Looking at yourself in a 360 degree view isn't flattering. Not in a mirror, and not emotionally. Yuck!

In the last 3 months I have endured the job from hell (complete with 60+ hour work weeks!), a rough stretch in love, lost my husband's grandma, a few health scares and we lost a pet last night.


It's a lot. And it (literally) weighs heavily on me. Funny how THIS weight is harder to run with than the 100+ lbs I've lost. To be shit-faced honest, I'd rather put a fat suit on and run than carry this stuff. The fat suit is visible, and people give you space with that. The emotional stuff is invisible... even to us.

Maybe owning this crap will help me release it. Maybe.

So.

F*ck you, old job
F*ck you, love crap
and f*ck you, health drama...

I can't bring myself to tell my grief to f*ck off quite yet. Maybe someday. Maybe. ;)
3 Responses
  1. Shannon Says:

    I hope it all gets better for you really soon! So sorry to hear that you're going through so much.
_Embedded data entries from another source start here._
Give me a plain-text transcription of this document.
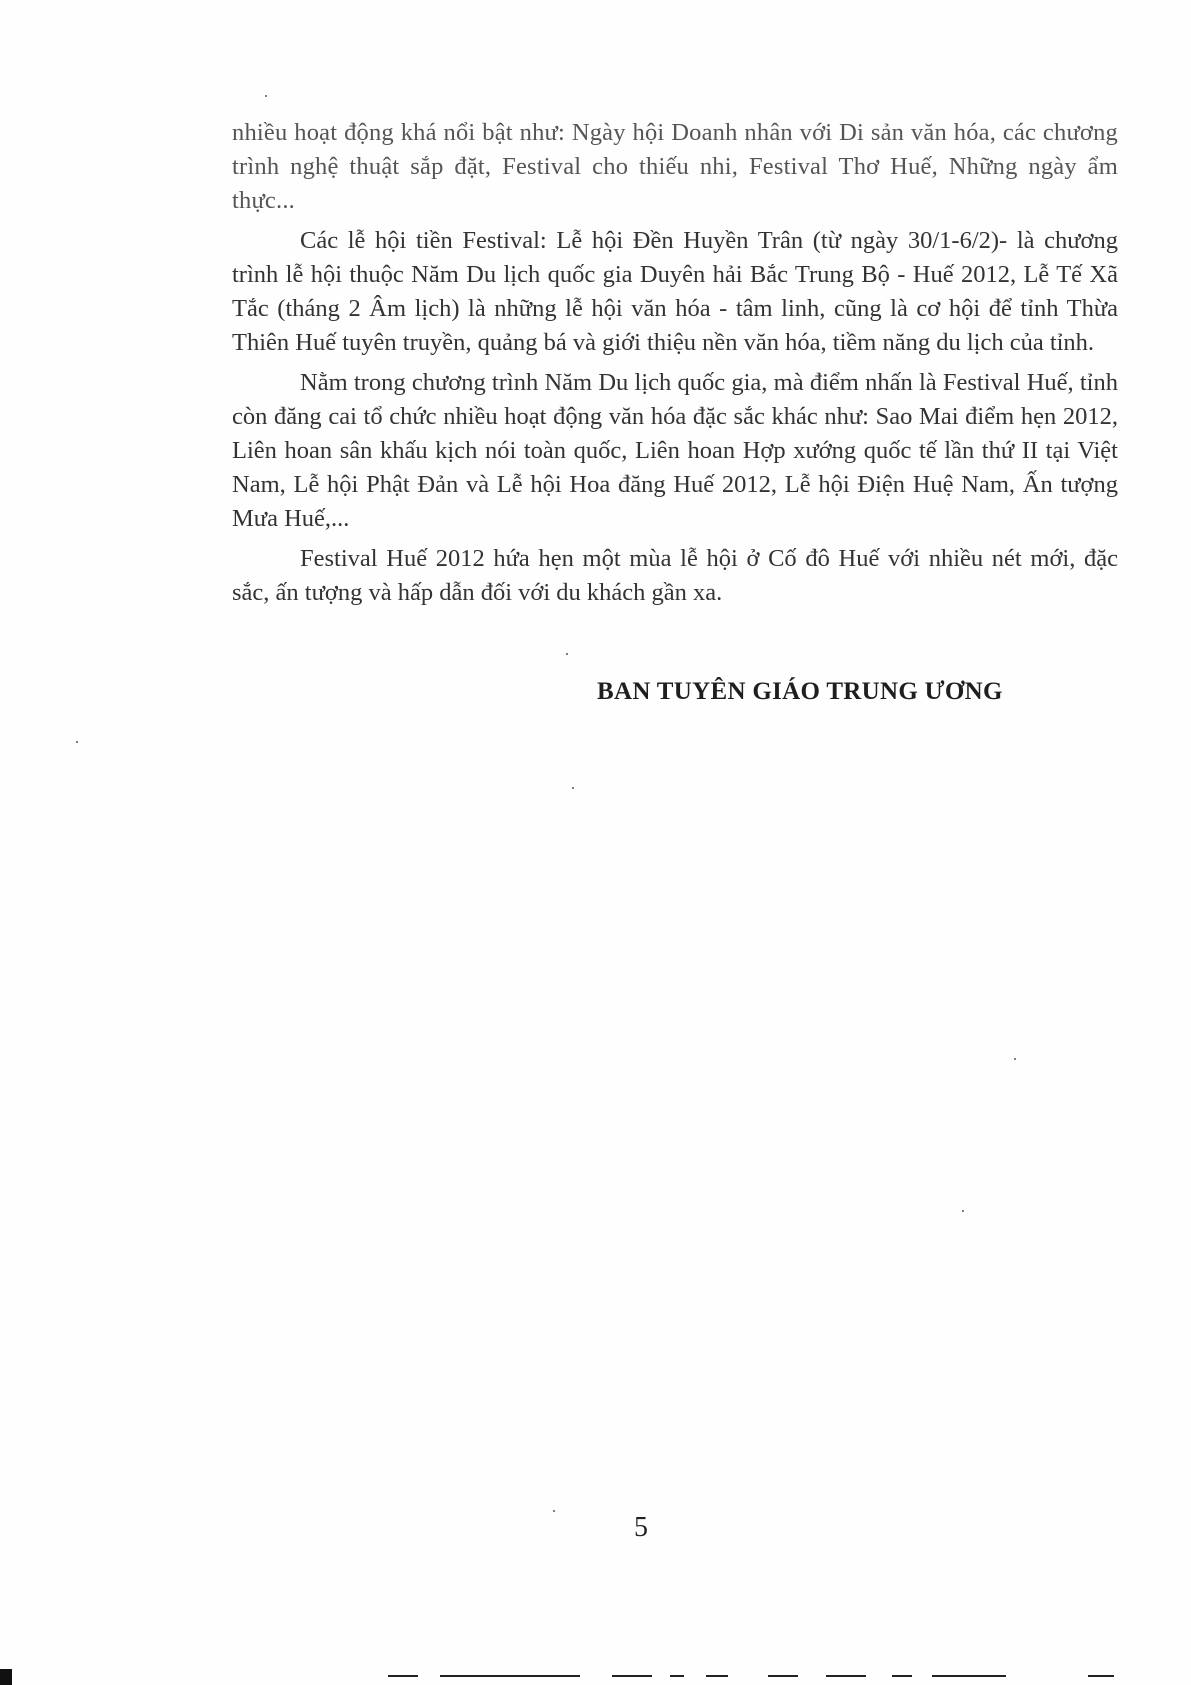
nhiều hoạt động khá nổi bật như: Ngày hội Doanh nhân với Di sản văn hóa, các chương trình nghệ thuật sắp đặt, Festival cho thiếu nhi, Festival Thơ Huế, Những ngày ẩm thực...

Các lễ hội tiền Festival: Lễ hội Đền Huyền Trân (từ ngày 30/1-6/2)- là chương trình lễ hội thuộc Năm Du lịch quốc gia Duyên hải Bắc Trung Bộ - Huế 2012, Lễ Tế Xã Tắc (tháng 2 Âm lịch) là những lễ hội văn hóa - tâm linh, cũng là cơ hội để tỉnh Thừa Thiên Huế tuyên truyền, quảng bá và giới thiệu nền văn hóa, tiềm năng du lịch của tỉnh.

Nằm trong chương trình Năm Du lịch quốc gia, mà điểm nhấn là Festival Huế, tỉnh còn đăng cai tổ chức nhiều hoạt động văn hóa đặc sắc khác như: Sao Mai điểm hẹn 2012, Liên hoan sân khấu kịch nói toàn quốc, Liên hoan Hợp xướng quốc tế lần thứ II tại Việt Nam, Lễ hội Phật Đản và Lễ hội Hoa đăng Huế 2012, Lễ hội Điện Huệ Nam, Ấn tượng Mưa Huế,...

Festival Huế 2012 hứa hẹn một mùa lễ hội ở Cố đô Huế với nhiều nét mới, đặc sắc, ấn tượng và hấp dẫn đối với du khách gần xa.

BAN TUYÊN GIÁO TRUNG ƯƠNG
5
  2. Reading this post, I couldn't help but be drawn to and struck by your "Like water..." post below. If it were me, I'd read that post over and over again if I was feeling like you currently are, just to remind myself how good it can really be. *hugs*


  3. Whitney Says:

    Wow, your post reminds me of what i have been going threw this past week. The emotional baggage is more damaging and holds you back much more then the physical. I know i can push threw any physical problem,but when the emotional knocks you down it's harder to keep your head up.